The case of Al Mahdi was the first of this kind for the International Criminal Court, but the Court for the former Yugoslavia had already issued verdicts for "cultural disruption" concerning the shelling of the Croatian town of Dubrovnik and the Mostar bridge in Bosnia. In any case, this verdict has again brought into the spotlight what has become a key topic for the public opinion, above all after the destruction of the Buddha of Bamiyan in Afghanistan, the towns of Ninive and Nimrud in Iraq and the archeaological site of Palmyra in Syria. The attention of the International Criminal Court toward this topic reflects the open discussion regarding the need for the tribunals, side by side with the crimes against the people, to judge also over the crimes against the cultural heritage, especially when the destruction of monuments also targets and envisages to erase the identity and history of a people or a civilization.

There is no lack at criticism of this vision, highlighting the fear that broadening the category of war crimes could some how diminish the crimes of torture, murder and genocide.

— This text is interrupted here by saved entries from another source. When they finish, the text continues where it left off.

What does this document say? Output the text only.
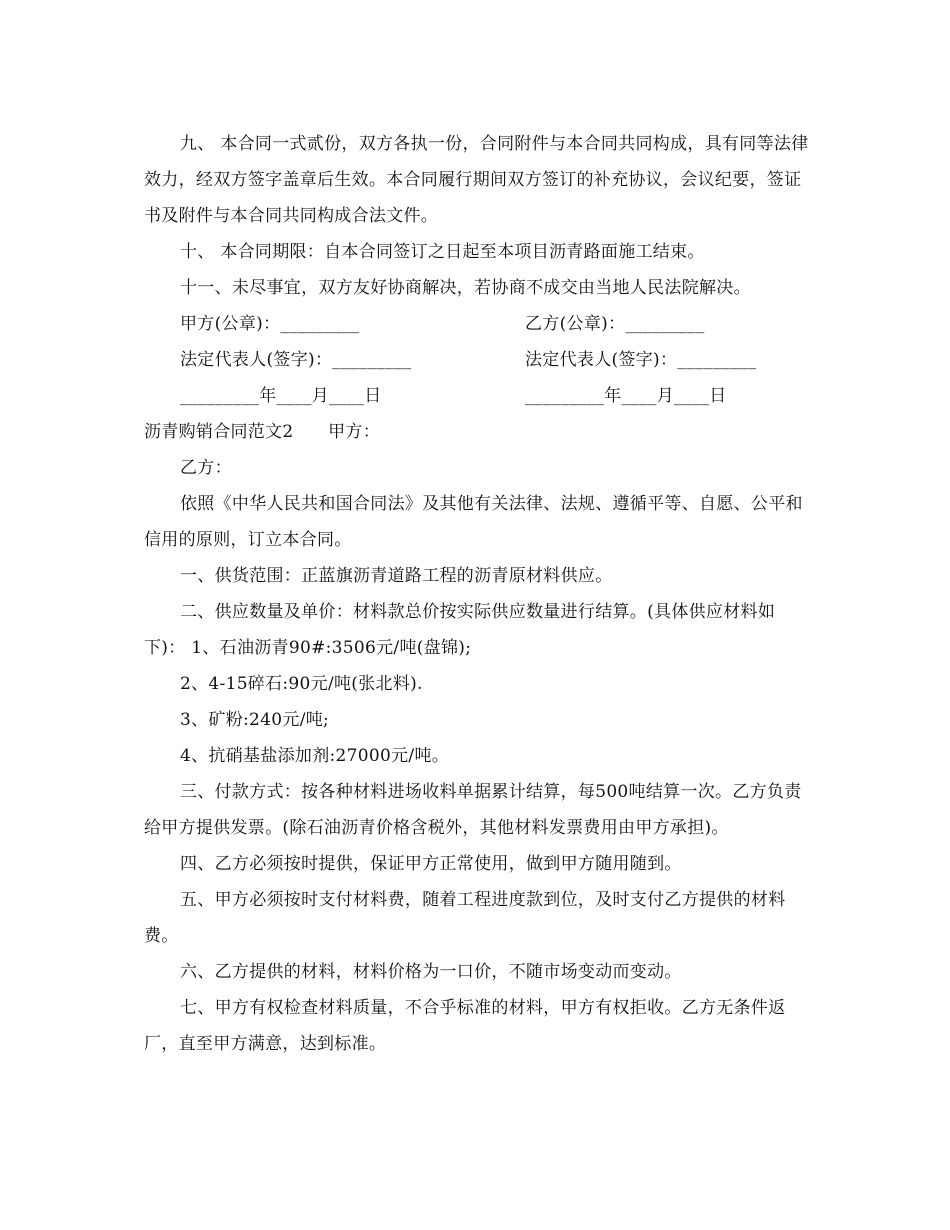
九、 本合同一式贰份，双方各执一份，合同附件与本合同共同构成，具有同等法律效力，经双方签字盖章后生效。本合同履行期间双方签订的补充协议，会议纪要，签证书及附件与本合同共同构成合法文件。

十、 本合同期限：自本合同签订之日起至本项目沥青路面施工结束。

十一、未尽事宜，双方友好协商解决，若协商不成交由当地人民法院解决。

甲方(公章)：_________	乙方(公章)：_________
法定代表人(签字)：_________	法定代表人(签字)：_________
_________年____月____日	_________年____月____日

沥青购销合同范文2　　甲方：

乙方：

依照《中华人民共和国合同法》及其他有关法律、法规、遵循平等、自愿、公平和信用的原则，订立本合同。

一、供货范围：正蓝旗沥青道路工程的沥青原材料供应。

二、供应数量及单价：材料款总价按实际供应数量进行结算。(具体供应材料如下)： 1、石油沥青90#:3506元/吨(盘锦);

2、4-15碎石:90元/吨(张北料).

3、矿粉:240元/吨;

4、抗硝基盐添加剂:27000元/吨。

三、付款方式：按各种材料进场收料单据累计结算，每500吨结算一次。乙方负责给甲方提供发票。(除石油沥青价格含税外，其他材料发票费用由甲方承担)。

四、乙方必须按时提供，保证甲方正常使用，做到甲方随用随到。

五、甲方必须按时支付材料费，随着工程进度款到位，及时支付乙方提供的材料费。

六、乙方提供的材料，材料价格为一口价，不随市场变动而变动。

七、甲方有权检查材料质量，不合乎标准的材料，甲方有权拒收。乙方无条件返厂，直至甲方满意，达到标准。
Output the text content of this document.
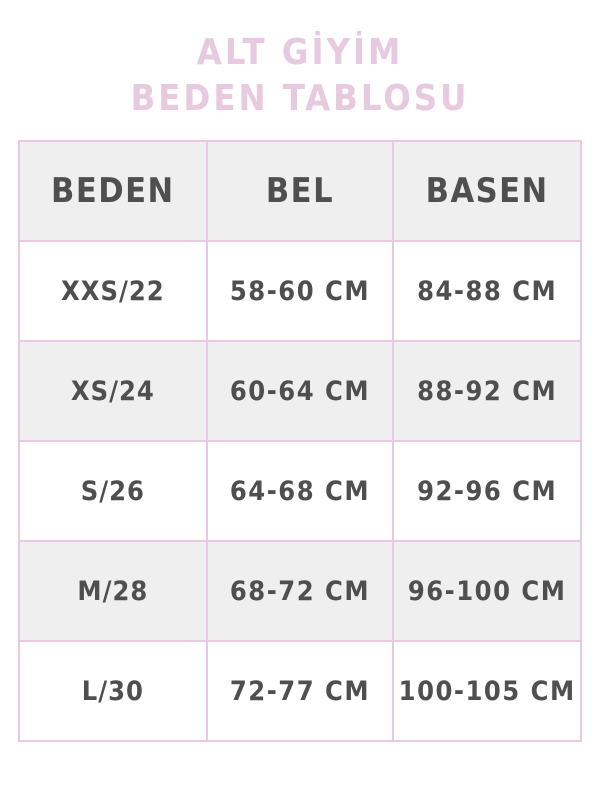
ALT GİYİM
BEDEN TABLOSU
BEDEN	BEL	BASEN
XXS/22	58-60 CM	84-88 CM
XS/24	60-64 CM	88-92 CM
S/26	64-68 CM	92-96 CM
M/28	68-72 CM	96-100 CM
L/30	72-77 CM	100-105 CM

Such issues had already emerged after the murder, on 18 August 2015 of Palmyra's "keeper", slaughtered by the terrorists over refusing to reveal the whereabouts of the treasures of his town, whom Gariwo honoured with a tree and a stone in the Gardens of Milan and Tunis.

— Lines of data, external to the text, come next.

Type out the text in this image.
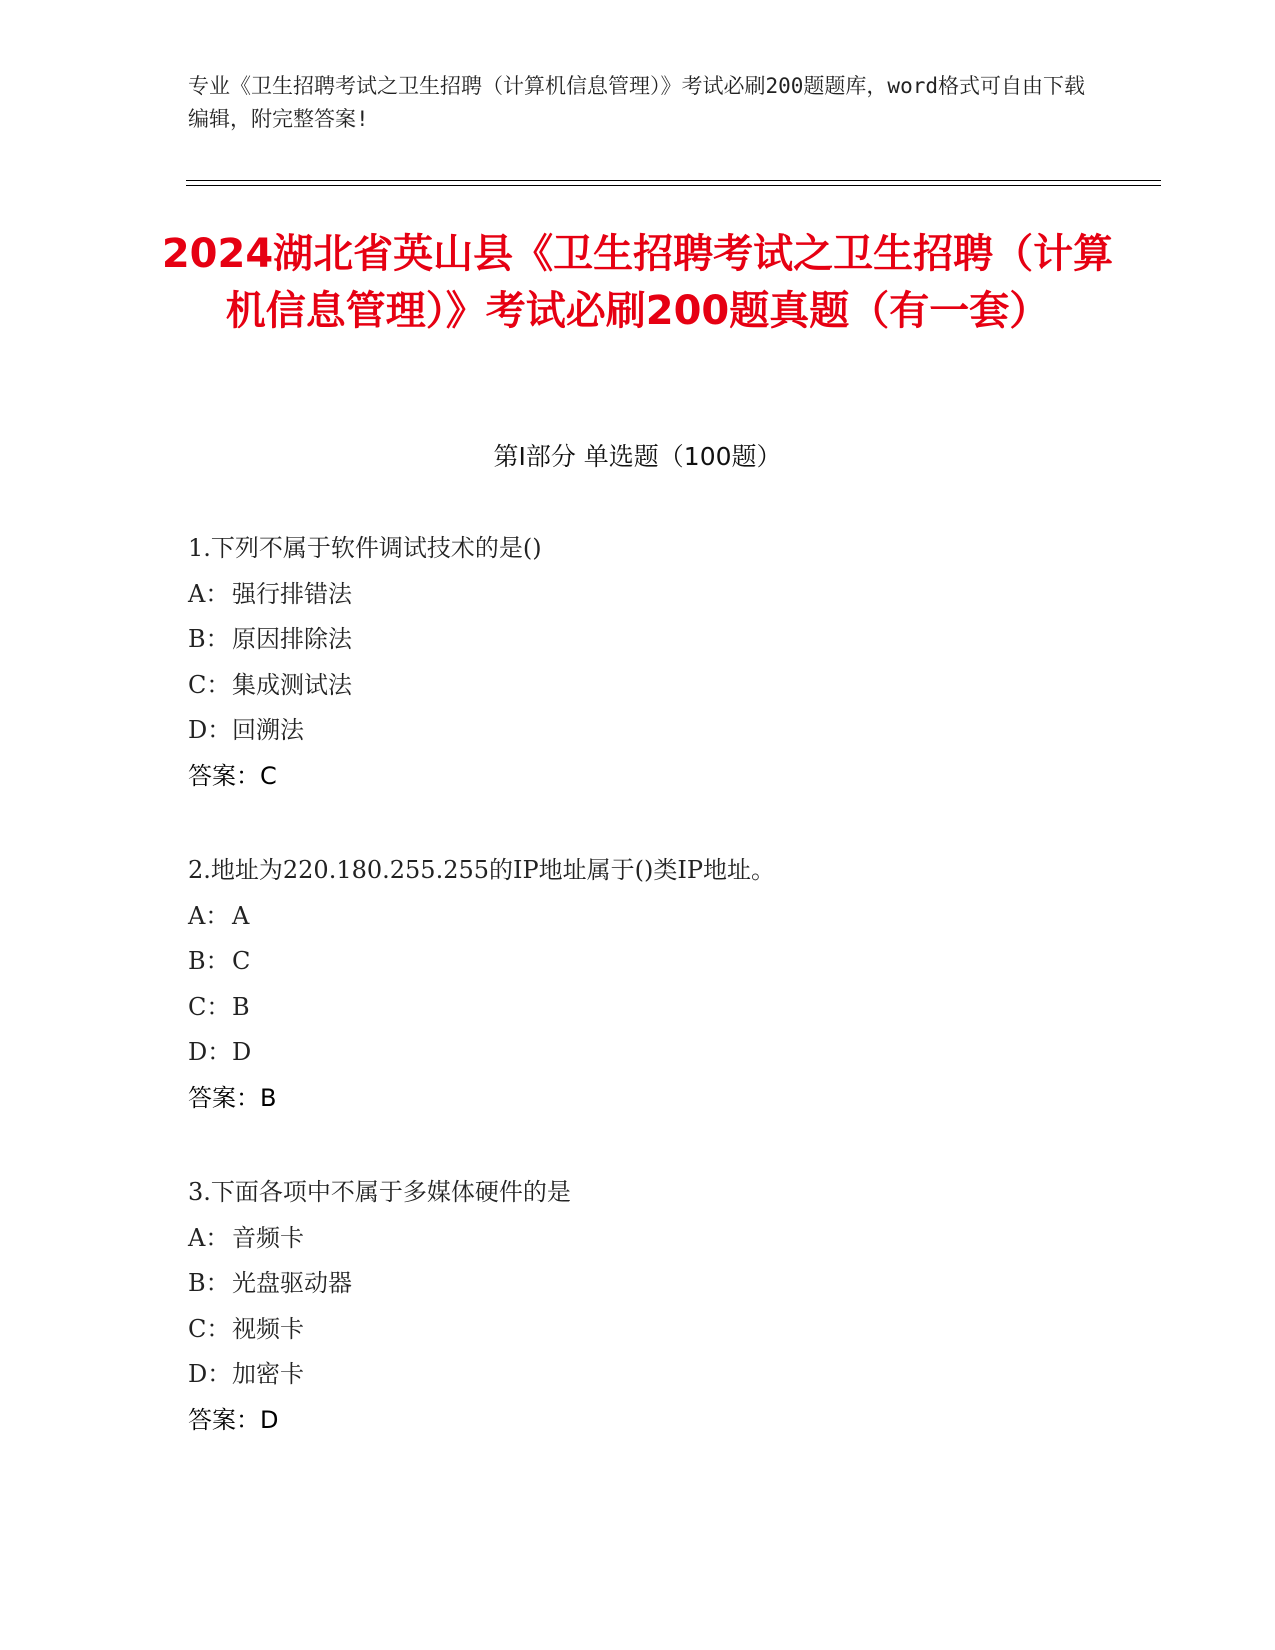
专业《卫生招聘考试之卫生招聘（计算机信息管理）》考试必刷200题题库，word格式可自由下载编辑，附完整答案!
2024湖北省英山县《卫生招聘考试之卫生招聘（计算机信息管理）》考试必刷200题真题（有一套）
第Ⅰ部分 单选题（100题）
1.下列不属于软件调试技术的是()
A： 强行排错法
B：原因排除法
C：集成测试法
D：回溯法
答案：C
2.地址为220.180.255.255的IP地址属于()类IP地址。
A： A
B：C
C：B
D：D
答案：B
3.下面各项中不属于多媒体硬件的是
A： 音频卡
B：光盘驱动器
C：视频卡
D：加密卡
答案：D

Is the destruction of monuments thus as shocking as the beheading of a human being? So answered the reporter of the Guardian, Julian Baggini: “If I had to choose, I am sure I would rescue a person before a Picasso, from the fire of a house. But this does not mean that caring about the heritage means to care of things more than of people. Rather, it is a way to care about the people as more than mere biological entities”.

Such stance, one year later, was further stressed by journalist Gwynne Dyer who, in  Internazionale, affirmed: “Today's jihadist vandals belong to a long tradition, and none of their predecessors has been punished. Can we thus say the ICC today is simply hounding against Muslims?  No, it is not. The crime of genocide was only introduced in 1945 and 1946 at the trials in Nuremberg, although history has plenty of genocide cases. But the world was not hounding against the Germans. We had simply reached a point in our history in which we could eventually agree on the fact that genocide, always and everywhere, is a crime against the humanity.
Criminalizing the act of willingly destroying the cultural heritage is nothing but another step, for how lesser, in the same pathway toward the construction of an international legal corpus on human rights, which retains value for the whole of us.